Çocukluğumuz ne güzeldi. Sabahları ekmeği fırından, domatesi manavdan alırdık. Hatta mahallemizdeki bütün esnafları tanırdık. Bizi korur kollar sahip çıkarlardı. Paramız yetmediği zaman yazdırdığımız bakkal defterleri vardı. Oysa şimdi kendi mahallemiz de yabancı gibiyiz. Her yer aynı marketler dolu 25 kuruşumuz çıkmasın istediğimiz ürünü alamıyoruz bile. Avrupa’ya benziyoruz gitgide. Ruhsuzlaştırıyorlar bizi.
Aynı tip evler, aynı tip dükkanlar. Kimsenin kimseyi tanımadığı, selam vermediği tadı tuzu olmayan bir ülkeye doğru dönüşüyoruz. Nerede ülkemin çeşitliliği, mücadele eden esnaflarımız… Varsa yoksa büyük şirketleri daha da büyütmek, onların hükümlüğünü kabul etmek. Küçük esnaflar büyük şirketlerin karşısında her gün eriyor. Artık esnafımıza sahip çıkmanın zamanı geldi.

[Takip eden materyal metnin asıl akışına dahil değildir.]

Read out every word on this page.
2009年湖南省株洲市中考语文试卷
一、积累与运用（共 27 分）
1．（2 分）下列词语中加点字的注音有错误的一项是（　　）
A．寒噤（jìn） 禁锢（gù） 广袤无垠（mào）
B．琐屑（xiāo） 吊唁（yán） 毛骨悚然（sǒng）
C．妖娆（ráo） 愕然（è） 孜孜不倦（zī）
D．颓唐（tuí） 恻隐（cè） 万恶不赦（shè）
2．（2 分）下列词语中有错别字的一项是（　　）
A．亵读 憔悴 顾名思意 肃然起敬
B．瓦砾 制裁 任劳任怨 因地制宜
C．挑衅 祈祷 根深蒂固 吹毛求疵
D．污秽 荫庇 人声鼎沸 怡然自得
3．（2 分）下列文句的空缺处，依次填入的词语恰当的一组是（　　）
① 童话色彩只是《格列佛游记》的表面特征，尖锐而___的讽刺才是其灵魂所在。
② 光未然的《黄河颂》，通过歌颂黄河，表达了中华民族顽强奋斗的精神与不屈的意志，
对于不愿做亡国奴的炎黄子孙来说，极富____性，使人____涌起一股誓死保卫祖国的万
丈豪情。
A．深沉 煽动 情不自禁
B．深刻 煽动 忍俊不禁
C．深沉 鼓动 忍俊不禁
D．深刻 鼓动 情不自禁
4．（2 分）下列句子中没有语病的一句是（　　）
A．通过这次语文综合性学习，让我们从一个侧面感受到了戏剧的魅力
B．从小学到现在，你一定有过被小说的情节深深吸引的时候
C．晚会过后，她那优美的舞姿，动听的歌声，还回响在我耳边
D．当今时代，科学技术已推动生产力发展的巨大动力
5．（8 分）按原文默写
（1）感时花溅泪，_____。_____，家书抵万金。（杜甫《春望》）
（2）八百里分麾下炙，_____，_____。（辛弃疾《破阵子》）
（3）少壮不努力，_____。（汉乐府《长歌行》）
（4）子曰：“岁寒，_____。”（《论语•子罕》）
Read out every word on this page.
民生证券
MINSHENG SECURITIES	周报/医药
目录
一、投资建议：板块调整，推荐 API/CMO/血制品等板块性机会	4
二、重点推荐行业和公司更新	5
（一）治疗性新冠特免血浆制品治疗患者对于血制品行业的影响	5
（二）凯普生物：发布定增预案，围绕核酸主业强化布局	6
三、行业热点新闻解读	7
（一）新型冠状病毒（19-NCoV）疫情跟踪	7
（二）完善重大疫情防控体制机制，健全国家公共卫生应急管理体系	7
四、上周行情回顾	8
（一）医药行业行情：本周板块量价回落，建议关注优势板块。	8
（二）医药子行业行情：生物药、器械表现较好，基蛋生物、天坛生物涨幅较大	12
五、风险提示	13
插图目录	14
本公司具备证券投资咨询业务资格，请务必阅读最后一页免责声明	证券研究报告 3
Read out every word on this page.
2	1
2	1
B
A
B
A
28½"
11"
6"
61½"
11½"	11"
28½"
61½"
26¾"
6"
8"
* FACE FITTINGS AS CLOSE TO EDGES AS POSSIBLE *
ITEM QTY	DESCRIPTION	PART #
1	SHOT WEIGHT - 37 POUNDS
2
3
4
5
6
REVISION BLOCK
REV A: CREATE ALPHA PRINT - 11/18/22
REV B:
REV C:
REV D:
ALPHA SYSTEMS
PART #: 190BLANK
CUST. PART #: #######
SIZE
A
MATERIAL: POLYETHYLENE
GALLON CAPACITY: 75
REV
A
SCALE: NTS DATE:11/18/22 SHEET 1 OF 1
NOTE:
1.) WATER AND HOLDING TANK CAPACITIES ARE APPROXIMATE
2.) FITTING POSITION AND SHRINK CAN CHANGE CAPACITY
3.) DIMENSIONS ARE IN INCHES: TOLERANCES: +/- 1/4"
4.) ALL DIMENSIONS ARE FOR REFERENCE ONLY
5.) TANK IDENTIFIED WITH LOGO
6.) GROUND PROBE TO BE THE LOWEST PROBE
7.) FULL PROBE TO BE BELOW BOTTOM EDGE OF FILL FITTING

Özellikle Yalova; ruhsuz bir kentte yaşamak istemiyorsan, eti kasaptan, ekmeği fırından almalısın. Hele ki böyle bir hastalık döneminde zorla ayakta duran esnafımıza destek olmalıyız. Aylarca iş yapamadılar. Bugün bana ne diyebilirsin ama yarın tek tip dükkanların inisiyatifine kalınca çok geçmiş olacak. Bunlar tanıdığımız sevdiğimiz kişiler. Ya arkadaşlarımız ya komşularımız ya akrabalarımız. Şimdi dayanışma zamanı.